Джерри удивленно посмотрел на него.
– Нет. А что тогда?
– Некое… место, в которое ты попал по причине того, что имел предрасположенность от природы туда попасть. Но до определенного момента способность не проявлялась, а вот почему – мне тоже интересно. В тюрьме… что ты чувствовал, когда сидел там?
– Голод, – пожал плечами Джерри. – И злость, и… обиду. Разное.
– Музыка. Ты слышал музыку?
– Слышал. Когда про цирк. А про пустыню – нет, или просто очень тихо было. Я тогда только коня слышал.
– Коня?
– Ну я на коне ехал, и копыта… Стучали так…
– По песку?
Джерри помолчал, переваривая вопрос.
– Не знаю…
– В том-то и дело, что не знаешь. А придется узнать. Потому что отсюда, из моего дома, через обычный мир выхода нет. Только через Межмирье. Понял? Когда выучишься, попробуешь выйти. Но это будет очень нескоро. Глядя на тебя, возможно, и никогда.
– Почему же?
– Ты пуглив, точно мышь. И ленив, точно зимний суслик. Еще и туповат.
Джерри даже открыл рот от таких комплиментов. Нашелся не сразу:
– Тогда зачем я тут вам, господин? Если я так уж плох.

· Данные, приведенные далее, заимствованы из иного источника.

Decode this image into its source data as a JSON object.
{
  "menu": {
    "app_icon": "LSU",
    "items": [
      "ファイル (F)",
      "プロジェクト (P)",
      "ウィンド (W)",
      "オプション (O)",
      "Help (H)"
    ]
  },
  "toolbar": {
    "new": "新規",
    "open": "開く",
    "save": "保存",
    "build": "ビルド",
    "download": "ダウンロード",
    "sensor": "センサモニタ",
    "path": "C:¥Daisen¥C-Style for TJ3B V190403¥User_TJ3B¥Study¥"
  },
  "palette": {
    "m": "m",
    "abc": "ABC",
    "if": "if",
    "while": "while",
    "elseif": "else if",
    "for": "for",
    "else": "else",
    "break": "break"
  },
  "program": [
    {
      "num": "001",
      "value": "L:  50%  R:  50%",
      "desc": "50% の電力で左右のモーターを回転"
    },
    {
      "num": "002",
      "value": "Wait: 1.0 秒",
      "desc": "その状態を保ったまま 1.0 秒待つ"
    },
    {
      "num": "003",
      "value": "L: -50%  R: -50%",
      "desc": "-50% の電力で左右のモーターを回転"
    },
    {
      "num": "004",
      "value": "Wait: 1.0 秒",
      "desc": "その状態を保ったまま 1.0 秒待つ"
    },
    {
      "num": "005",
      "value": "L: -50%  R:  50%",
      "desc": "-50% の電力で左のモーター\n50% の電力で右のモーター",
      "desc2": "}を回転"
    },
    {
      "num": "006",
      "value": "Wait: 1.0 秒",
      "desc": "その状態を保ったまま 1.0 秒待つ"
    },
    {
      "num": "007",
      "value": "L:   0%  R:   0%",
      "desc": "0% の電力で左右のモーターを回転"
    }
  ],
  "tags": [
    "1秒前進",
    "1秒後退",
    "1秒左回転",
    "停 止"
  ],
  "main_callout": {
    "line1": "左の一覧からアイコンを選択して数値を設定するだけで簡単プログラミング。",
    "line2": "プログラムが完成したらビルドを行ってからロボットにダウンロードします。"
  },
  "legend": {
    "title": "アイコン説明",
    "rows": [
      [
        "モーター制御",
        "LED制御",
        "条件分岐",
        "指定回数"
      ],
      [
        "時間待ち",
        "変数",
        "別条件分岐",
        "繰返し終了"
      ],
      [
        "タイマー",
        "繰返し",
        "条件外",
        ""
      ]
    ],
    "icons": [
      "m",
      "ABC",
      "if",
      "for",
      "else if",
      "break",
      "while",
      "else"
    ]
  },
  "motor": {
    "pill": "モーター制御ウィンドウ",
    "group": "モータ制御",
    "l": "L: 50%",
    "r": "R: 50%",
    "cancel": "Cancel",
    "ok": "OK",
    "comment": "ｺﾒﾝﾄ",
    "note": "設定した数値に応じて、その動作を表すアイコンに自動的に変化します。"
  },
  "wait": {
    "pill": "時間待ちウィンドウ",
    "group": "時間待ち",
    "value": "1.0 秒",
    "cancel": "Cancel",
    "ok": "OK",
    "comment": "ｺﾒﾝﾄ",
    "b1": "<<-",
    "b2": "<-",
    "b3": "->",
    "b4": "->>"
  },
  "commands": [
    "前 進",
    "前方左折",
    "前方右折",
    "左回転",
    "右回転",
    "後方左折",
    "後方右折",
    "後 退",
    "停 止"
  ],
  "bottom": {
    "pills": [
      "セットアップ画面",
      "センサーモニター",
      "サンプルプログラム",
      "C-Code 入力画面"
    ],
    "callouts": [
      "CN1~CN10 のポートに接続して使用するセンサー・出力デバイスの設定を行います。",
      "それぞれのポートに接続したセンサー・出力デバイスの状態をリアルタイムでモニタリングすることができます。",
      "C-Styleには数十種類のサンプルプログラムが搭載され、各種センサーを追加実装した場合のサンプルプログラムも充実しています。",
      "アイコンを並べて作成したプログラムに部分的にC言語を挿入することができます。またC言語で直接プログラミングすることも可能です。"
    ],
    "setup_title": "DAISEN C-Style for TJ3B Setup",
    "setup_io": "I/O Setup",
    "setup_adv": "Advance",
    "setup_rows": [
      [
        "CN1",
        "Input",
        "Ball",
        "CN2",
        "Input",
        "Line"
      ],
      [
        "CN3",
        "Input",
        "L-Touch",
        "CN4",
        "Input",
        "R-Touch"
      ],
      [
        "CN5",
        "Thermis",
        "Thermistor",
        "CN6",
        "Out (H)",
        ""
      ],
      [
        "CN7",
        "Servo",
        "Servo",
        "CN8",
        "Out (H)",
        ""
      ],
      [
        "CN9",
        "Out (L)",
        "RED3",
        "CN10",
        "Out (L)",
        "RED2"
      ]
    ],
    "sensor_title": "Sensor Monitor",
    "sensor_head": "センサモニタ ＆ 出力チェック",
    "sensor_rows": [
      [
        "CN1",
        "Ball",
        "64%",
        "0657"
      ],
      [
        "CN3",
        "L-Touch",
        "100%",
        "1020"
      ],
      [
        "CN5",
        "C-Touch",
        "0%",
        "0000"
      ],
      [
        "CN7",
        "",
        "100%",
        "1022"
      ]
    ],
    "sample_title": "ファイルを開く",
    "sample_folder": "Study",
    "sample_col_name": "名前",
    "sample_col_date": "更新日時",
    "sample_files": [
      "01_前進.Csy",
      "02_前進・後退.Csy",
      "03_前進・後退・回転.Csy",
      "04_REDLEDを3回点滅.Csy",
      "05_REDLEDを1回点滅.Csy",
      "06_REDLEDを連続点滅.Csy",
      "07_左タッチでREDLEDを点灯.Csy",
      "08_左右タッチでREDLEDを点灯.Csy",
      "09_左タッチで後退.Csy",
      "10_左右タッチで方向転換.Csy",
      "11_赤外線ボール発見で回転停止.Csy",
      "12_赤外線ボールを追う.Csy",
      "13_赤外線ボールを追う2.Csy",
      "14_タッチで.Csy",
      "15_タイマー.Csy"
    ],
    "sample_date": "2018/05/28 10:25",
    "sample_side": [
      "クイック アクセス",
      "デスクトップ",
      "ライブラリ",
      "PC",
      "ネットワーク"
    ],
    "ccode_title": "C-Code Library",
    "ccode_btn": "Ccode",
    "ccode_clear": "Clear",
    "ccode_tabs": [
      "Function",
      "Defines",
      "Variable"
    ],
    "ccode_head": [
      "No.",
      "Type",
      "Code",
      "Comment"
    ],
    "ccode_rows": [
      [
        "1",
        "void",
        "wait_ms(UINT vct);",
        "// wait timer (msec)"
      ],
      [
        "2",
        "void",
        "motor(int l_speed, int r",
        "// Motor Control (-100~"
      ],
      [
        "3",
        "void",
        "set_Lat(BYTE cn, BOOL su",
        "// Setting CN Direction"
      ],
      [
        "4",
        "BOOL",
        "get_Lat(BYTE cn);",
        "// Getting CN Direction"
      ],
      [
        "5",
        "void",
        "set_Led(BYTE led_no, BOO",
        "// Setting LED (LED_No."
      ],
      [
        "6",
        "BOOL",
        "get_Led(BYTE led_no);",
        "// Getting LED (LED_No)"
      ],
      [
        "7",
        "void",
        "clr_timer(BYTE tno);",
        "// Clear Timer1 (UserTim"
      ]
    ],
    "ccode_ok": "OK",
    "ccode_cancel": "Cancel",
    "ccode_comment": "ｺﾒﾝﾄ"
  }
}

Эрфан одним глотком допил вино и прищурился на паренька сквозь нечистое стекло бокала.
– Мне двадцать два года. Иноходцем я стал в восемнадцать, хотя Межмирье начал видеть уже с шести. За все время мне не попадался еще кто-либо на тех тропах. Это закон. Иноходец один. Если есть второй – значит, что-то скоро случится с первым. Не отрицаю – где-то в этой стране может гулять и еще ребенок с такими странными снами. Но пока, кроме тебя, никто не маячил в Межмирье. Возраст у тебя нормальный. Все подходит… кроме тебя самого. А у меня мало времени. Мало. Лет пять – семь, не больше.
Джерри внутренне ахнул. Семь лет, Гард и псы, это – мало?! Семь лет в учениках, что ли? Эрфан прочел в его глазах и кривенько, как только он умел, ухмыльнулся:
– Да, мышка Джерри, да. Тебе этот срок покажется вечностью, не отрицаю. Столь ленивому созданию непросто будет усвоить все, что я собираюсь в тебя запихнуть. А пока – пойдем. Сегодня я сделаю тебе первый подарок. Авансом. Заодно увидишь, каков будет конечный результат.
– Подарок?
– Самый что ни на есть. Надеюсь, это тебя не разбалует.
– И куда же мы идем?
Эрфан зевнул и бросил в Джерри собственным плащом.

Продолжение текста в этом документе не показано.